From this hour he was a saint. The death struggle began and lasted four days. Patience, trust in God, even joyful confidence, never left him in spite of all his sufferings, till the last breath. He was truly happy, and outwardly expressed it. In the midst of the sharpest sufferings he expressed only ecstatic joy, a touching love of God, thankfulness that I had led him back to God, contempt of the world and its goods, and a wish for a speedy death.
He blessed his friends, and when, after an apparently last crisis, he saw himself surrounded by the crowd that day and night filled his chamber, he asked me, “Why do they not pray?” At these words all fell on their knees, and even the Protestants joined in the litanies and prayers for the dying.
Day and night he held my hand, and would not let me leave him. “No, you will not leave me at the last moment,” he said, and leaned on my breast as a little child, who, in a moment of danger, hides himself in his mother’s breast.
Soon he called upon Jesus and Mary, with a fervor that reached to heaven; soon he kissed the crucifix in an excess of faith, hope, and love. He made the most touching utterances. “I love God and man,” he said. “I am happy so to die; do not weep, my sister. My friends, do not weep. I am happy. I feel that I am dying. Farewell, pray for me!”
Exhausted by deathly convulsions, he said to the physicians, “Let me die. Do not keep me longer in this world of exile. Let me die; why do you prolong my life when I have renounced all things and God has enlightened my soul? God calls me; why do you keep me back?”
Another time he said, and with mild irony, “O lovely science, that only lets one suffer longer!

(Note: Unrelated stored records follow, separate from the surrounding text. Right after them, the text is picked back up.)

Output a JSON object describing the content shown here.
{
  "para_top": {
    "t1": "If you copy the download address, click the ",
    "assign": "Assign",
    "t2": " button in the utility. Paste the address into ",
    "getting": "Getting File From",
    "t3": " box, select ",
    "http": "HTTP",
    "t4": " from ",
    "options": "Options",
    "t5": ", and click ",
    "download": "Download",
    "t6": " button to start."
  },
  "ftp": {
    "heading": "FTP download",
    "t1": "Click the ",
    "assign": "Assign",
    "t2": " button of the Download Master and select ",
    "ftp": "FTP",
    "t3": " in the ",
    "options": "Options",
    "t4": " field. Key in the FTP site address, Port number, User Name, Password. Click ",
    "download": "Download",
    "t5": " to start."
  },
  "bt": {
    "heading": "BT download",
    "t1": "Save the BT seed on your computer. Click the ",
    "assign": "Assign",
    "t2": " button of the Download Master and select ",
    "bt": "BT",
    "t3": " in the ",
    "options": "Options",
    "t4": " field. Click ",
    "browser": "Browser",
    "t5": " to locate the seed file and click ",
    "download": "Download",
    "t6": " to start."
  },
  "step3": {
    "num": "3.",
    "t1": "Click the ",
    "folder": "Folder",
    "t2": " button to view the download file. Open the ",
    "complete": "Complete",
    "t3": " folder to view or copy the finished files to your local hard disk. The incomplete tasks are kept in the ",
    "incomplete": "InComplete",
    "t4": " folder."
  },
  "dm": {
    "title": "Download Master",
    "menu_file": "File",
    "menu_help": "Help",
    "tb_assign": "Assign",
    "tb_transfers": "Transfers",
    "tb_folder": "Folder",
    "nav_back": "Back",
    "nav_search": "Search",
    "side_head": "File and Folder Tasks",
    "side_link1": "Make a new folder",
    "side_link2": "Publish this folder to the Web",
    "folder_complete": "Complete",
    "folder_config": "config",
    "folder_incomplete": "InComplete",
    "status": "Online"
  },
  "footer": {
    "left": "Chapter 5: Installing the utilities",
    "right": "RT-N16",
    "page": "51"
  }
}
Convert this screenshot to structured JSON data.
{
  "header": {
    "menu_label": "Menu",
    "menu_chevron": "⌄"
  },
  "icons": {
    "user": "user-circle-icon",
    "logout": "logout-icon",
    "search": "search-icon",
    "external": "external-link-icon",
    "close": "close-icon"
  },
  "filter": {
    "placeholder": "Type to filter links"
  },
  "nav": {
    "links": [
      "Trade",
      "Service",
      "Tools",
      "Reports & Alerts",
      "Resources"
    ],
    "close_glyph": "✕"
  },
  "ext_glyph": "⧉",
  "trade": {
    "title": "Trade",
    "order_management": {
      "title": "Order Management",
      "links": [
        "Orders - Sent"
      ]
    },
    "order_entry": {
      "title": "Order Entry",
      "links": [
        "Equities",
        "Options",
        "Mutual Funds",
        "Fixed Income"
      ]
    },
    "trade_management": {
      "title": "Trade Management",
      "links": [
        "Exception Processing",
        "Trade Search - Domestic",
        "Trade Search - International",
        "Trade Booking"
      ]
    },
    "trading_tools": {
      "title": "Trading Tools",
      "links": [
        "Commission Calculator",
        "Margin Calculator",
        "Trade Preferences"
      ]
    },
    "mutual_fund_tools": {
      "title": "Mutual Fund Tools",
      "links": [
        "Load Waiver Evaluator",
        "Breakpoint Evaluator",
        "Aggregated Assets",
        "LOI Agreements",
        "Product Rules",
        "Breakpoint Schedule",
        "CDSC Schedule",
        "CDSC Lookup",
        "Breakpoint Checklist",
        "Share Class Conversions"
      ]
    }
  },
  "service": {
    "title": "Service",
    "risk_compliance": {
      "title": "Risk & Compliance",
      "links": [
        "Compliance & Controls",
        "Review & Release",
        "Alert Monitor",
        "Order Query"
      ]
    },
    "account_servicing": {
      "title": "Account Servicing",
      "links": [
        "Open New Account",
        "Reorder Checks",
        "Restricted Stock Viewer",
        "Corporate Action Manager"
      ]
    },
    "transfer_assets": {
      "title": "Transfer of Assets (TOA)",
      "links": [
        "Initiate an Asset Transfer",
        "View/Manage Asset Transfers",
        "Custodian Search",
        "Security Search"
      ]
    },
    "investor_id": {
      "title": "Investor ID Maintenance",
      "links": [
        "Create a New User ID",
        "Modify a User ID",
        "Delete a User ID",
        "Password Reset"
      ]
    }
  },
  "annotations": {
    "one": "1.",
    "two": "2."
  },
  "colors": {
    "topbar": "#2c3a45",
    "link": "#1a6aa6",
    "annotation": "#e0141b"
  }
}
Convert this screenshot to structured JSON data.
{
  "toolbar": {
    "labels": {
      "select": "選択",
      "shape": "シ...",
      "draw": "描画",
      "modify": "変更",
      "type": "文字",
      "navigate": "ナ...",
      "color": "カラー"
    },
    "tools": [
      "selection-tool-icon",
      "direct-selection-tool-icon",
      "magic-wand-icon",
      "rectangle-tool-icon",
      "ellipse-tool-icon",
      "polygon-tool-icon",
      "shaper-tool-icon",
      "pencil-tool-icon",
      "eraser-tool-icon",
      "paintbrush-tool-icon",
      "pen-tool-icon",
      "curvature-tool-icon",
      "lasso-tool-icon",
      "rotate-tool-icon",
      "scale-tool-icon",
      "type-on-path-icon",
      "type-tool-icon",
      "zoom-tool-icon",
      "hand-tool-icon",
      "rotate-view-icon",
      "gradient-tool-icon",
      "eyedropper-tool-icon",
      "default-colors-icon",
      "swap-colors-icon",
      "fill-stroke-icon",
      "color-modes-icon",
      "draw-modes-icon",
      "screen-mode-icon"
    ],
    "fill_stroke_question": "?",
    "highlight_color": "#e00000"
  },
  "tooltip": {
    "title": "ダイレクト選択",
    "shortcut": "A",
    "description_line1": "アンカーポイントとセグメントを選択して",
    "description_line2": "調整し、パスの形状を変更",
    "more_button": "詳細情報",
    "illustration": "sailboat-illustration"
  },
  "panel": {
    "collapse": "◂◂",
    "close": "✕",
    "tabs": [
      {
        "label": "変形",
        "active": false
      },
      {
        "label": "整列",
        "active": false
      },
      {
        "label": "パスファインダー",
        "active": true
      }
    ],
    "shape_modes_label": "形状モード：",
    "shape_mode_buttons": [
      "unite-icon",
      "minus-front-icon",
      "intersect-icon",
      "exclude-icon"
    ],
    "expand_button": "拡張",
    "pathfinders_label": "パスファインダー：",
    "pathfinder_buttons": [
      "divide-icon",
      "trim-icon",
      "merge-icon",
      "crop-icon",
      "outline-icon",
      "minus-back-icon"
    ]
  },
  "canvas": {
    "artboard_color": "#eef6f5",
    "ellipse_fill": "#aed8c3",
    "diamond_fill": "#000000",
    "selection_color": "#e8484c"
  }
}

Could it give me back my strength, qualify me to do any good, to make any sacrifice — but a life of fainting, of grief, of pain to all who love me, to prolong such a life — O lovely science!”
Then he said again: “You [physicians] let me suffer cruelly. Perhaps you have erred about by sickness. But God errs not. He punishes me, and I bless Him for this. Oh, how good is God to punish me here below! Oh, how good God is!”
His usual language was always elegant, with well-chosen words, but at last to express all this thankfulness and, at the same time, all the misery of those who die unreconciled to God, he cried, “Without you I should have croaked [krepiren] like a pig.”
While dying he still called on the names of Jesus, Mary, and Joseph, kissed the crucifix, and pressed it to his heart with the cry, “Now I am at the source of Blessedness!”
Thus died Chopin, and in truth, his death was the most beautiful concerto of all his life.